Nextflow Configuration
Nextflow Config
In this tutorial, we will discuss how to optimize Nextflow configuration and provide necessary information about Nextflow syntax.
Nextflow configuration
A key Nextflow feature is the ability to decouple the workflow implementation, which describes the flow of data and operations to perform on that data, from the configuration settings required by the underlying execution platform. This enables the workflow to be portable, allowing it to run on different computational platforms such as an institutional HPC or cloud infrastructure, without needing to modify the workflow implementation.

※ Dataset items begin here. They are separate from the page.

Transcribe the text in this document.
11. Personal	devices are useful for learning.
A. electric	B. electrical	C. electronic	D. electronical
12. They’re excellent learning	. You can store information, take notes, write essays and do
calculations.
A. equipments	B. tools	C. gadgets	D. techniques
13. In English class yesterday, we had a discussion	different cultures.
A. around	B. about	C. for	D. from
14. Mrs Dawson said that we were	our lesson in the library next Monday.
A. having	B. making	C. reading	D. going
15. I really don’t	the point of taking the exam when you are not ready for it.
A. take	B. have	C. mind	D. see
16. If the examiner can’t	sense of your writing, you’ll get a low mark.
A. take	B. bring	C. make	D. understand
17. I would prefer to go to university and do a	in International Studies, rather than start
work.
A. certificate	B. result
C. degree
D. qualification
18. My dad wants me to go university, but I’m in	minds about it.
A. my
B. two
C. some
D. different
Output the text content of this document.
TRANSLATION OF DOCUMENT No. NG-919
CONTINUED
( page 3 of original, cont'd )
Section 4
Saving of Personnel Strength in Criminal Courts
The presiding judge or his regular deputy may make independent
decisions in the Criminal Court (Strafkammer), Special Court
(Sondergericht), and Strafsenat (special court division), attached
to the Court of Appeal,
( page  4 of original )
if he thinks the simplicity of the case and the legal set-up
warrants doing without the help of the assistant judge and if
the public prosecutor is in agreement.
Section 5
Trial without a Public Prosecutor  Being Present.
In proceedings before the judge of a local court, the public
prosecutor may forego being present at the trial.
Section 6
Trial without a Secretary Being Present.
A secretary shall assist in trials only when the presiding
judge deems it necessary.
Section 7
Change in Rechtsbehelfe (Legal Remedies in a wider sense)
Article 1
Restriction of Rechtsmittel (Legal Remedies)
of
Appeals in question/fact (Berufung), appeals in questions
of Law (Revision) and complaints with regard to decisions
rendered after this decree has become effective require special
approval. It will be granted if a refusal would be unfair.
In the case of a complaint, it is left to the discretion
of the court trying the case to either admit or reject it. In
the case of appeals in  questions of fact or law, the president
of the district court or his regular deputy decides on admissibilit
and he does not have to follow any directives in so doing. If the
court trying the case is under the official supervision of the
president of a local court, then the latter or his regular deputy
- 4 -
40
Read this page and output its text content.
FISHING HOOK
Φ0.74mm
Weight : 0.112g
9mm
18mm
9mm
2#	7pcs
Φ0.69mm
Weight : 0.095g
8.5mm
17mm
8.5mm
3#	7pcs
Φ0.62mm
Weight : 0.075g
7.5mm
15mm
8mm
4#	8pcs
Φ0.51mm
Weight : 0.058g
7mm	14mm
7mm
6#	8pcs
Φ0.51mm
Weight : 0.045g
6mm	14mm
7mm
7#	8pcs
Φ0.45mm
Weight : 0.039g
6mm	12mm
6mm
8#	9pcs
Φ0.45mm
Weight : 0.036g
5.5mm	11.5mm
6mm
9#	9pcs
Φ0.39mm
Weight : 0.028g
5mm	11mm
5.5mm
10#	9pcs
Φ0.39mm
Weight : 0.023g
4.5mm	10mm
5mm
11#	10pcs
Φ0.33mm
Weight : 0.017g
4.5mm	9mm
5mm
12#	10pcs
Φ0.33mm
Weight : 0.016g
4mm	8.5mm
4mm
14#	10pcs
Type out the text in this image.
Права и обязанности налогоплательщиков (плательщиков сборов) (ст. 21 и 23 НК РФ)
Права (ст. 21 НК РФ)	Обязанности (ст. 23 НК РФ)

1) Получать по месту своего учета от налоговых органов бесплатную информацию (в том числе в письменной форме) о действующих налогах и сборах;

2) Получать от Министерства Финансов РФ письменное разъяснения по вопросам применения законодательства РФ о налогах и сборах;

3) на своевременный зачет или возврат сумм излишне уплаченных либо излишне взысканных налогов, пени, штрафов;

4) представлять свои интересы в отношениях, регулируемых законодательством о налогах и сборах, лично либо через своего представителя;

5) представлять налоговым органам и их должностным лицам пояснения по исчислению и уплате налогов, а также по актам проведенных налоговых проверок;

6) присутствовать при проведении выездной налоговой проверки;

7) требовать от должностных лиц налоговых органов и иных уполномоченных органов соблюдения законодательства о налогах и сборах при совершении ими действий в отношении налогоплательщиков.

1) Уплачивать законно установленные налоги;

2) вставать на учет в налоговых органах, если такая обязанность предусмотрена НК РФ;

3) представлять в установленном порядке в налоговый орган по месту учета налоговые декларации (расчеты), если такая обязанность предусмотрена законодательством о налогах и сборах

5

We have seen earlier that it is possible to provide a process
with directives. These directives are process-specific configuration settings. Similarly, we have also provided parameters to our workflow which are parameter configuration settings. These configuration settings can be separated from the workflow implementation, into a configuration file.
Profiles for Conda, Docker, and Singularity
We have been using an activated conda environment varcal
to provide tools for our Nextflow scripts. However, we can create profiles that allow you to control the creation of a Conda environment by the Conda package manager and Singularity containers.
Create a nextflow.config
file with the following content:
// nextflow.config
profiles {
conda {
process.conda = "/workspace/nextflow_tutorial/environment.yml"
conda.useMamba = true
}
docker {
docker.enabled = true
}
singularity {
singularity.enabled = true
}
}
To run the variant_calling.nf
using the conda profile:
nextflow run variant-calling.nf -profile conda
Nextflow will proceed with creating a conda environment based on the environment.yml
file specified in nextflow.config
.
Configuration files
Configuration files contain settings in the form of name-value pairs (name = value
). The name
is a specific property to set, while the value
can be anything you can assign to a variable, such as strings, booleans, or other variables. It is also possible to access any variable defined in the host environment, such as $PATH
, $HOME
, $PWD
, etc.
// nextflow.config
my_home_dir = "$HOME"
Accessing variables in your configuration file: Generally, variables and functions defined in a configuration file are not accessible from the workflow script. Only variables defined using the params
scope and the env
scope (without env
prefix) can be accessed from the workflow script.
workflow {
MY_PROCESS( params.input )
}
Settings are partitioned into scopes, which govern the behavior of different elements of the workflow. For example, workflow parameters are governed from the params scope, while process directives are governed from the process scope. A full list of the available scopes can be found in the documentation. It is also possible to define your own scope.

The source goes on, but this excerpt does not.